Outward

Uganda’s Constitutional Court Strikes Down Hideous Anti-Gay Law

Tell it to the Constitutional Court!

Photo by Trevor Snapp/AFP/Getty Images

Some much-needed good news out of Uganda: On Friday, the country’s Constitutional Court struck down a viciously anti-gay law passed in February. Under the law, gay people faced life imprisonment for having gay sex and seven years in prison for “attempting to commit homosexuality” or “promoting” homosexuality. The law applied to businesses and NGOs, whose directors faced seven years in prison if they dared to “promote” homosexuality in Uganda.

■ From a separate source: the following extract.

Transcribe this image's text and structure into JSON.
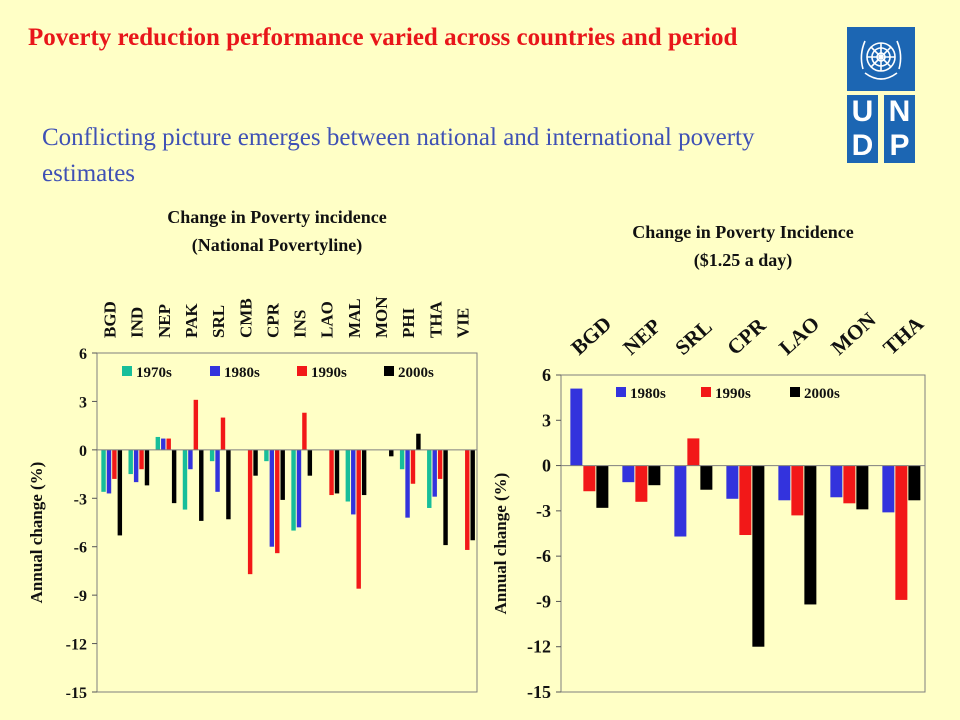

The legal triumph of the ruling was tempered somewhat by the fact that the court did not rule on the merits of the case. Rather, the judges held that parliament had not reached a quorum when the bill was passed, a technicality that renders the law a nullity. The ruling, then, is obviously problematic, as it implies that if parliament simply re-passes the bill with the requisite quorum, it might be constitutionally valid.

Still, the petitioners who brought the case, including journalist Andrew Mwenda, were celebrating a total victory on Friday, declaring the measure “dead as a door nail.” In its few months of life, the law—which was passed with the vigorous lobbying of American evangelicals—had already spurred a wave of anti-gay violence and endangered the country’s health. It’s unclear whether the genie of homophobic brutality can now be put back in the bottle, but at least that bloodshed will no longer occur with the not-so-tacit blessing of the state.

Ironically, one of the biggest winners of the ruling is Ugandan President Yoweri Museveni, a vocal supporter of the law. Museveni will be attending President Barack Obama’s U.S.-Africa Leaders Summit in Washington next week, where his country’s anti-gay views were expected to be a point of contention. In recent months, the United States has imposed sanctions on the country—and cut funds to several American programs co-run with Ugandan authorities—as a direct result of the anti-gay law’s passage and implementation. (Several other countries, as well as the World Bank, also froze aid on account of the law.) With the act officially nullified, Museveni will be in a good position to lobby for the sanctions to be reversed.